Here’s a cartoon about Religion, Science and the Fundamentalist Mindset.

It is an Economic Problem

So, what explains this correlation (if it exists)?  I think the clue is right at the end of Vallely’s article:

But they will need something that cannot come from western cultural experts. What the report omits to point out is that students will require input from others within their faith – to open up to them the richness of the Islamic traditions that constituted the religion before the arrival of oil-rich salafi fundamentalism.

The key word is “oil-rich”.  Fundamentalism is divisive because it promotes superiority for those who are right and  traditionally wealth is the primary indicator of who is right.

Neo-liberal economic systems treat economics as a science.  When I was at university in the 1970s, economics was a part of the social sciences and as a real scientist, I looked down on social sciences as a subject that had pretensions to scientific rigour.

Certainly, some social scientists envy science’s clarity.  But economics is a divergent system.  Whilst it is possible to play the system if you have enough wealth or power, it still depends on multiple human interactions.

IS Same or Different?

The wealthy use the power of wealth to control others.  Fundamentalism is one way of doing this.  Islamic State (you know who I mean) opposes the West, not because they are different but because they are similar.  The neo-liberal state is a direct competitor to their power base.

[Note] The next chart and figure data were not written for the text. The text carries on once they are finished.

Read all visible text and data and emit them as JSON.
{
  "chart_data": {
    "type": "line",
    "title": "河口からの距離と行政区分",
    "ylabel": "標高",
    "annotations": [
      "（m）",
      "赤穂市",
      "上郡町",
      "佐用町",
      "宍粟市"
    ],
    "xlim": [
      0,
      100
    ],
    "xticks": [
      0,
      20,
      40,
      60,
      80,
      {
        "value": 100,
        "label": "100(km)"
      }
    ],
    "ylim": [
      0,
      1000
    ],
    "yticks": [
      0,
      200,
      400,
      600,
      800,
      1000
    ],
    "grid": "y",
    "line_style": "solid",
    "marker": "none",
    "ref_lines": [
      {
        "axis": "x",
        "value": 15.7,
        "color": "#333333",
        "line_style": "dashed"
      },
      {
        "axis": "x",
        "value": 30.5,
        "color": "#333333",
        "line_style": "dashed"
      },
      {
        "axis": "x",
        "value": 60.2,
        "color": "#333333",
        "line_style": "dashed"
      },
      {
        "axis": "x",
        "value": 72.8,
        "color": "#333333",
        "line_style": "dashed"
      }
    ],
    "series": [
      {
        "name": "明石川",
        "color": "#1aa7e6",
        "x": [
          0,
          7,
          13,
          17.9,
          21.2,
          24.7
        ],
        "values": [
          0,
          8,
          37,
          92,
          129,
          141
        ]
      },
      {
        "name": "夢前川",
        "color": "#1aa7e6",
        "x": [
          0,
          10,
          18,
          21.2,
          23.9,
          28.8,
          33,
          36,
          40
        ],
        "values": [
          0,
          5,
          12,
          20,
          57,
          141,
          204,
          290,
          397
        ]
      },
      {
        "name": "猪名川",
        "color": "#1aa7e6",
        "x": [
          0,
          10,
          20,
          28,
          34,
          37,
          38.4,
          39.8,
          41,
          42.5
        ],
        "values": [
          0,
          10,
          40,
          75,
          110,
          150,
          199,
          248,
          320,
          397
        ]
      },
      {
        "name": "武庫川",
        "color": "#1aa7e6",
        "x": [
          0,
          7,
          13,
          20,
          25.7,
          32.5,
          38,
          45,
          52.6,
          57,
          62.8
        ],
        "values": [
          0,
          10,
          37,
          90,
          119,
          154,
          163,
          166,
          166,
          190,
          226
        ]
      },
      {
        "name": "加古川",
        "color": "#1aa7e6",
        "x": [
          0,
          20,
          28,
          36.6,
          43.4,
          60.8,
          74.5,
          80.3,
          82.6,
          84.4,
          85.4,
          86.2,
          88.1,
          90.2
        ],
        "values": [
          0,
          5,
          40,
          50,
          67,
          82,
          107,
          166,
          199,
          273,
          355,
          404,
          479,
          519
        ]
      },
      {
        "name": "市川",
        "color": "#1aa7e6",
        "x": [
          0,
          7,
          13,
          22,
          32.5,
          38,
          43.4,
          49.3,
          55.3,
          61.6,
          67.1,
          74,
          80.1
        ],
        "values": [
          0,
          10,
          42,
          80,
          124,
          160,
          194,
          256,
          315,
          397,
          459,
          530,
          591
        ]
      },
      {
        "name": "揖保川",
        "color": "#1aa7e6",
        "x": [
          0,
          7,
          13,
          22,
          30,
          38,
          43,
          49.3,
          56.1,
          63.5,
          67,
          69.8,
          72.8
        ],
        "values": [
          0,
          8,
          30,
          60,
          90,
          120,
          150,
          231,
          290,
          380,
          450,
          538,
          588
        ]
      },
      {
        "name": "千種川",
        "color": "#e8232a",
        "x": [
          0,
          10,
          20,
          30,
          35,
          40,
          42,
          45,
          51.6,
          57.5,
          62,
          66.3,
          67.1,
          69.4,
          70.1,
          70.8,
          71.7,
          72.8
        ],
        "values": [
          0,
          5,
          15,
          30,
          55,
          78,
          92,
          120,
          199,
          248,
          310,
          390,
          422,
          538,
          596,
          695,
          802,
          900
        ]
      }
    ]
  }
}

Most of us don’t have a stake in this rivalry.  Refugees and those killed as a result of terrorist attacks in the West are victims of a proxy war between two competing ideologies.  The wealthy have a lot to defend and can afford the weapons.

We’re often told IS is not Medieval because they use the Internet and modern warfare but the rich and powerful have always been with us.  They’ve always dealt in certainties because it allows them to divide the world into good and evil.

Vallely is right about the richness of Islamic traditions.  The best in all the religious traditions favours supporting ordinary people who simply want to make a living in the world.